The `postgres_test_harness` context manager (found in `mc_postgres_db.testing.utilities`) creates a temporary PostgreSQL database using Docker, initializes all ORM models, and updates the Prefect secret that stores the database URL. This ensures that all Prefect tasks which retrieve the database engine (both sync and async) will use this temporary PostgreSQL database during your tests, without requiring any patching or changes to task code.

**Key benefits:**
- No need to change or mock every Prefect flow or task that uses the database engine.
- All Prefect tasks that call `get_engine` (sync or async) will automatically use the temporary PostgreSQL database.
- The database is created fresh for each test session or function (depending on fixture scope), ensuring isolation and repeatability.
- Uses ephemeral storage (no volume mounting) for complete isolation between test runs.
- Comprehensive safety checks to prevent accidental connection to production databases.
- At the end of the test, the Docker container and all tables are cleaned up.

**Safety Features:**
- Validates that the database connection is to localhost only
- Ensures the database uses test credentials (`testuser`/`testpass`/`testdb`)
- Checks database size to prevent accidental connection to production databases
- Verifies Docker container environment variables match expected test configuration

**Configuration:**
- PostgreSQL version can be controlled via the `POSTGRES_VERSION` environment variable (defaults to `latest`)
- Test database uses ephemeral storage for complete isolation
- Automatic port selection to avoid conflicts

### Usage with Pytest

You can use the harness as a fixture in your tests.
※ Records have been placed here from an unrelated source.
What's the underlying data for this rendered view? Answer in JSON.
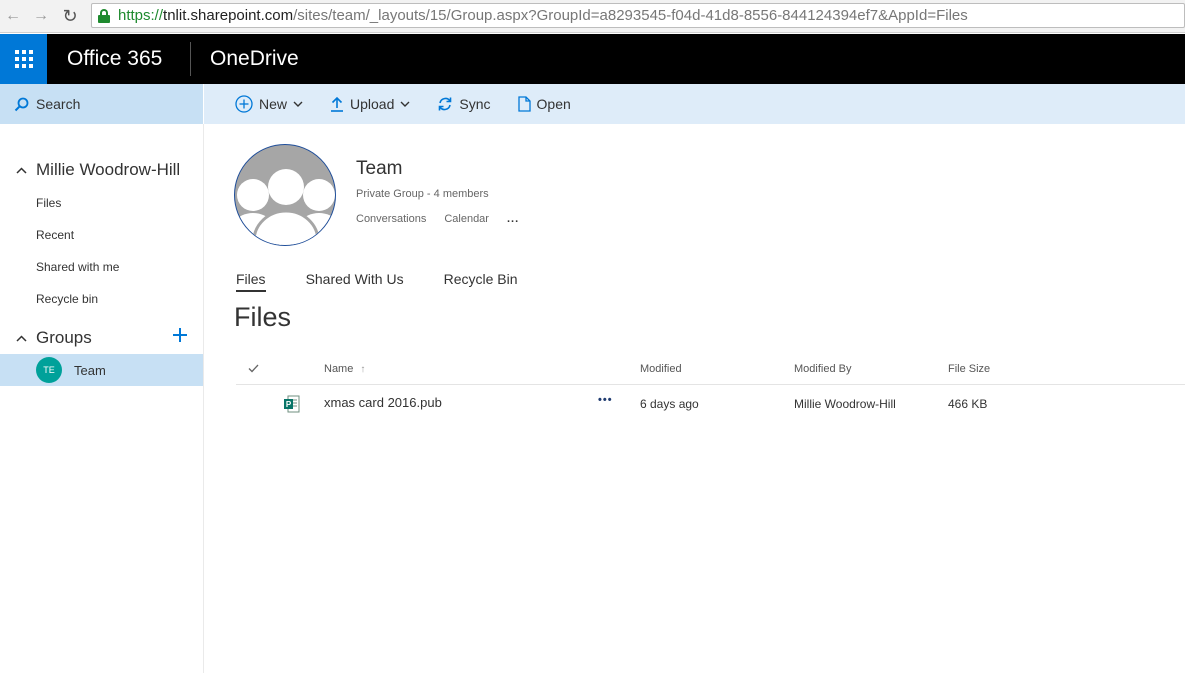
{
  "browser": {
    "url_scheme": "https://",
    "url_host": "tnlit.sharepoint.com",
    "url_path": "/sites/team/_layouts/15/Group.aspx?GroupId=a8293545-f04d-41d8-8556-844124394ef7&AppId=Files"
  },
  "suite": {
    "brand": "Office 365",
    "app": "OneDrive"
  },
  "search": {
    "label": "Search"
  },
  "commands": {
    "new": "New",
    "upload": "Upload",
    "sync": "Sync",
    "open": "Open"
  },
  "nav": {
    "user": "Millie Woodrow-Hill",
    "items": [
      "Files",
      "Recent",
      "Shared with me",
      "Recycle bin"
    ],
    "groups_label": "Groups",
    "group": {
      "initials": "TE",
      "name": "Team"
    }
  },
  "group": {
    "title": "Team",
    "subtitle": "Private Group - 4 members",
    "links": [
      "Conversations",
      "Calendar"
    ],
    "more": "..."
  },
  "pivots": [
    "Files",
    "Shared With Us",
    "Recycle Bin"
  ],
  "files_heading": "Files",
  "table": {
    "columns": {
      "name": "Name",
      "sort_indicator": "↑",
      "modified": "Modified",
      "modified_by": "Modified By",
      "size": "File Size"
    },
    "rows": [
      {
        "name": "xmas card 2016.pub",
        "more": "•••",
        "modified": "6 days ago",
        "modified_by": "Millie Woodrow-Hill",
        "size": "466 KB"
      }
    ]
  },
  "colors": {
    "accent": "#0078d7",
    "suite_bg": "#000000",
    "cmdbar_bg": "#deecf9",
    "selected_bg": "#c7e0f4",
    "avatar": "#00a19a"
  }
}
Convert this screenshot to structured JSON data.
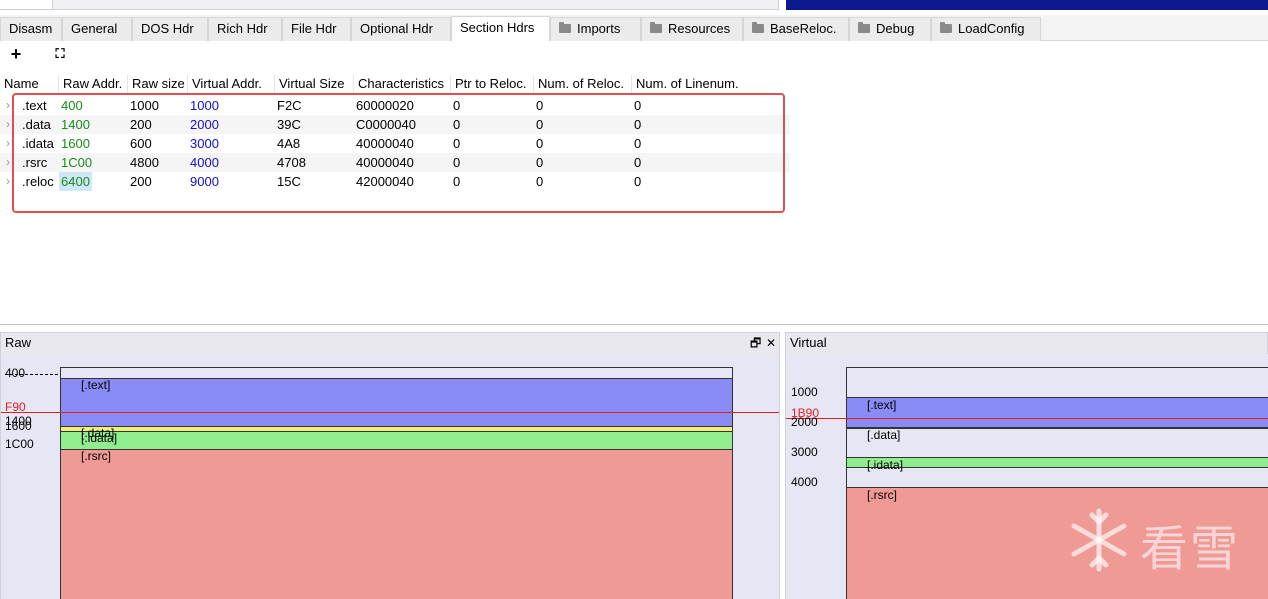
{
  "tabs": [
    {
      "label": "Disasm",
      "active": false,
      "folder": false
    },
    {
      "label": "General",
      "active": false,
      "folder": false
    },
    {
      "label": "DOS Hdr",
      "active": false,
      "folder": false
    },
    {
      "label": "Rich Hdr",
      "active": false,
      "folder": false
    },
    {
      "label": "File Hdr",
      "active": false,
      "folder": false
    },
    {
      "label": "Optional Hdr",
      "active": false,
      "folder": false
    },
    {
      "label": "Section Hdrs",
      "active": true,
      "folder": false
    },
    {
      "label": "Imports",
      "active": false,
      "folder": true
    },
    {
      "label": "Resources",
      "active": false,
      "folder": true
    },
    {
      "label": "BaseReloc.",
      "active": false,
      "folder": true
    },
    {
      "label": "Debug",
      "active": false,
      "folder": true
    },
    {
      "label": "LoadConfig",
      "active": false,
      "folder": true
    }
  ],
  "toolbar": {
    "add_icon": "plus-icon",
    "fit_icon": "fit-screen-icon",
    "add_glyph": "+",
    "fit_glyph": "⛶"
  },
  "table": {
    "columns": [
      "Name",
      "Raw Addr.",
      "Raw size",
      "Virtual Addr.",
      "Virtual Size",
      "Characteristics",
      "Ptr to Reloc.",
      "Num. of Reloc.",
      "Num. of Linenum."
    ],
    "rows": [
      {
        "name": ".text",
        "raw_addr": "400",
        "raw_size": "1000",
        "virt_addr": "1000",
        "virt_size": "F2C",
        "characteristics": "60000020",
        "ptr_reloc": "0",
        "num_reloc": "0",
        "num_linenum": "0"
      },
      {
        "name": ".data",
        "raw_addr": "1400",
        "raw_size": "200",
        "virt_addr": "2000",
        "virt_size": "39C",
        "characteristics": "C0000040",
        "ptr_reloc": "0",
        "num_reloc": "0",
        "num_linenum": "0"
      },
      {
        "name": ".idata",
        "raw_addr": "1600",
        "raw_size": "600",
        "virt_addr": "3000",
        "virt_size": "4A8",
        "characteristics": "40000040",
        "ptr_reloc": "0",
        "num_reloc": "0",
        "num_linenum": "0"
      },
      {
        "name": ".rsrc",
        "raw_addr": "1C00",
        "raw_size": "4800",
        "virt_addr": "4000",
        "virt_size": "4708",
        "characteristics": "40000040",
        "ptr_reloc": "0",
        "num_reloc": "0",
        "num_linenum": "0"
      },
      {
        "name": ".reloc",
        "raw_addr": "6400",
        "raw_size": "200",
        "virt_addr": "9000",
        "virt_size": "15C",
        "characteristics": "42000040",
        "ptr_reloc": "0",
        "num_reloc": "0",
        "num_linenum": "0"
      }
    ]
  },
  "raw_panel": {
    "title": "Raw",
    "restore_glyph": "🗗",
    "close_glyph": "✕",
    "axis": [
      "400",
      "F90",
      "1400",
      "1600",
      "1C00"
    ],
    "sections": [
      "[.text]",
      "[.data]",
      "[.idata]",
      "[.rsrc]"
    ]
  },
  "virtual_panel": {
    "title": "Virtual",
    "axis": [
      "1000",
      "1B90",
      "2000",
      "3000",
      "4000"
    ],
    "sections": [
      "[.text]",
      "[.data]",
      "[.idata]",
      "[.rsrc]"
    ]
  },
  "watermark": {
    "text": "看雪"
  },
  "colors": {
    "text_section": "#8b8bf5",
    "data_section": "#eef07a",
    "idata_section": "#90ee90",
    "rsrc_section": "#f09a96",
    "highlight_box": "#e05050",
    "raw_addr_color": "#1a8a1a",
    "virt_addr_color": "#1010c8"
  }
}
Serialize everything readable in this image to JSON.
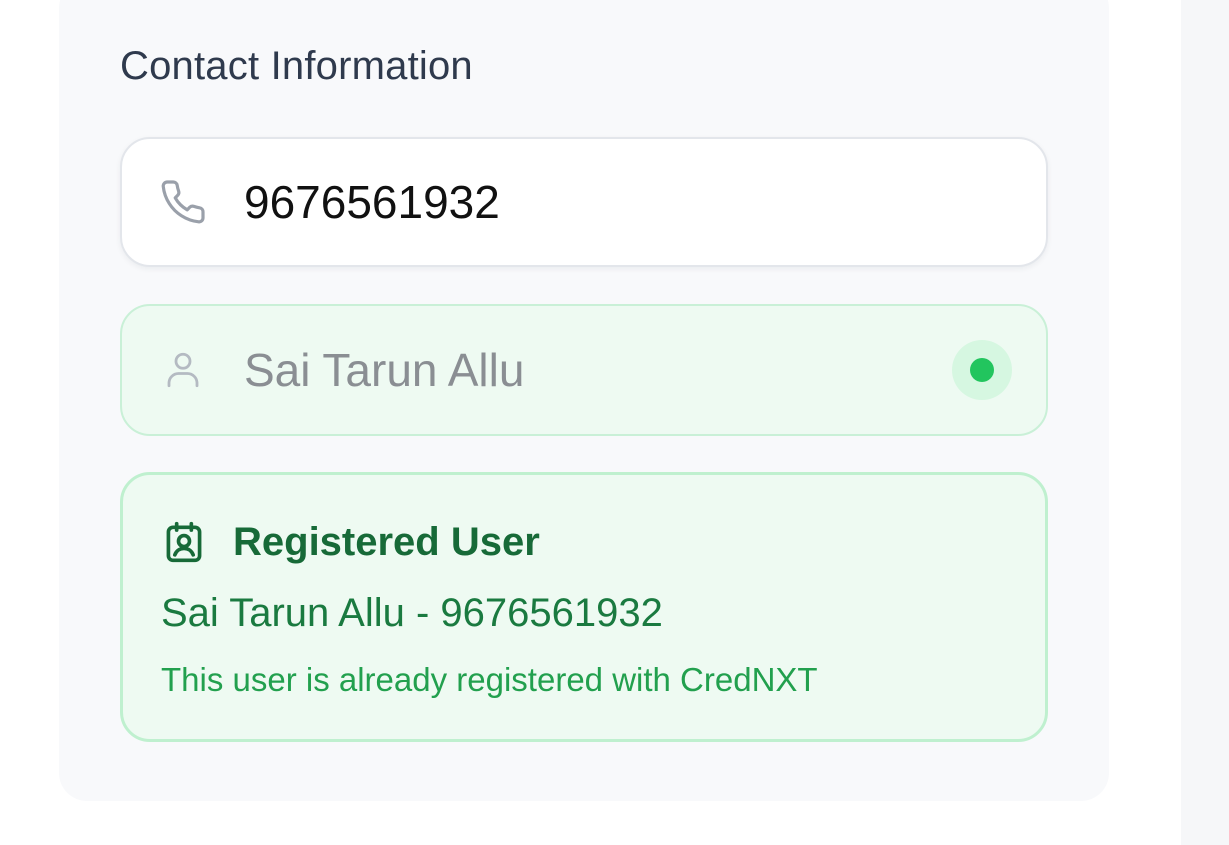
{
  "contact_section": {
    "title": "Contact Information"
  },
  "phone_field": {
    "value": "9676561932",
    "icon": "phone-icon"
  },
  "name_field": {
    "value": "Sai Tarun Allu",
    "icon": "user-icon",
    "status": "verified",
    "status_color": "#22c55e"
  },
  "registered_user": {
    "icon": "id-badge-icon",
    "title": "Registered User",
    "detail": "Sai Tarun Allu - 9676561932",
    "note": "This user is already registered with CredNXT"
  },
  "colors": {
    "accent_green": "#22c55e",
    "title_text": "#2f3a4d",
    "success_bg": "#eefaf2"
  }
}
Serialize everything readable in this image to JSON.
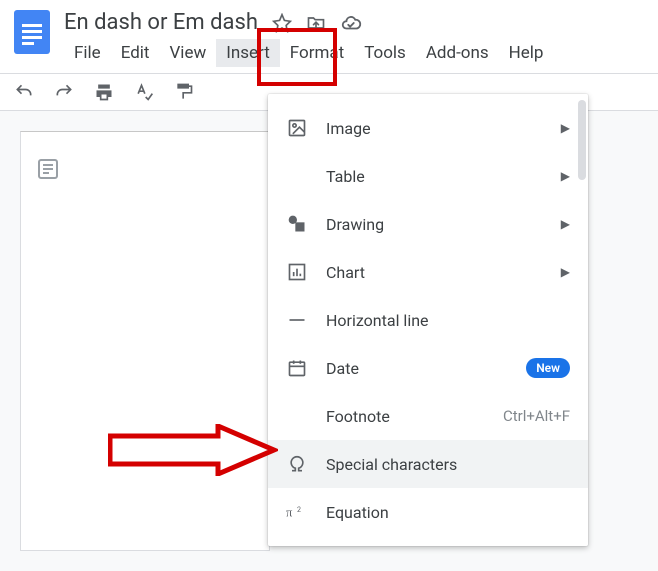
{
  "document": {
    "title": "En dash or Em dash"
  },
  "menubar": {
    "file": "File",
    "edit": "Edit",
    "view": "View",
    "insert": "Insert",
    "format": "Format",
    "tools": "Tools",
    "addons": "Add-ons",
    "help": "Help"
  },
  "insert_menu": {
    "image": "Image",
    "table": "Table",
    "drawing": "Drawing",
    "chart": "Chart",
    "horizontal_line": "Horizontal line",
    "date": "Date",
    "date_badge": "New",
    "footnote": "Footnote",
    "footnote_shortcut": "Ctrl+Alt+F",
    "special_characters": "Special characters",
    "equation": "Equation"
  }
}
For example:

```python
import pytest
from mc_postgres_db.testing.utilities import postgres_test_harness

@pytest.fixture(scope="function", autouse=True)
def postgres_harness():
    with postgres_test_harness():
        yield

def test_my_flow():
    # Any Prefect task that calls get_engine() will use the PostgreSQL test DB
    ...
```

If you are also testing Prefect flows, the postgres harness will already use Prefect's harness to ensure isolation:

```python
import pytest
from mc_postgres_db.testing.utilities import postgres_test_harness

@pytest.fixture(scope="session", autouse=True)
def postgres_harness():
    with postgres_test_harness(prefect_server_startup_timeout=45):
        yield
```

Now, all your tests (including those that run Prefect flows) will use the temporary PostgreSQL database, and you don't need to modify your flows or tasks to support testing.

### Additional Testing Utilities

The package also provides a `clear_database` function for manually clearing test databases:

```python
from mc_postgres_db.testing.utilities import clear_database
from sqlalchemy import create_engine

# Clear a test database (with safety checks)
engine = create_engine("postgresql://testuser:testpass@localhost:5432/testdb")
clear_database(engine)  # Drops and recreates all tables
```

**Note:** The `clear_database` function includes comprehensive safety checks to prevent accidental clearing of production databases.

## Contributing

This is a personal project, but suggestions and improvements are welcome:

1. Fork the repository
2. Create a feature branch
3. Make your changes with tests
4. Submit a pull request

## License

This project is for personal use and learning purposes.

## Disclaimer

This software is for educational and personal use only. It is not intended for production trading or investment advice. Use at your own risk.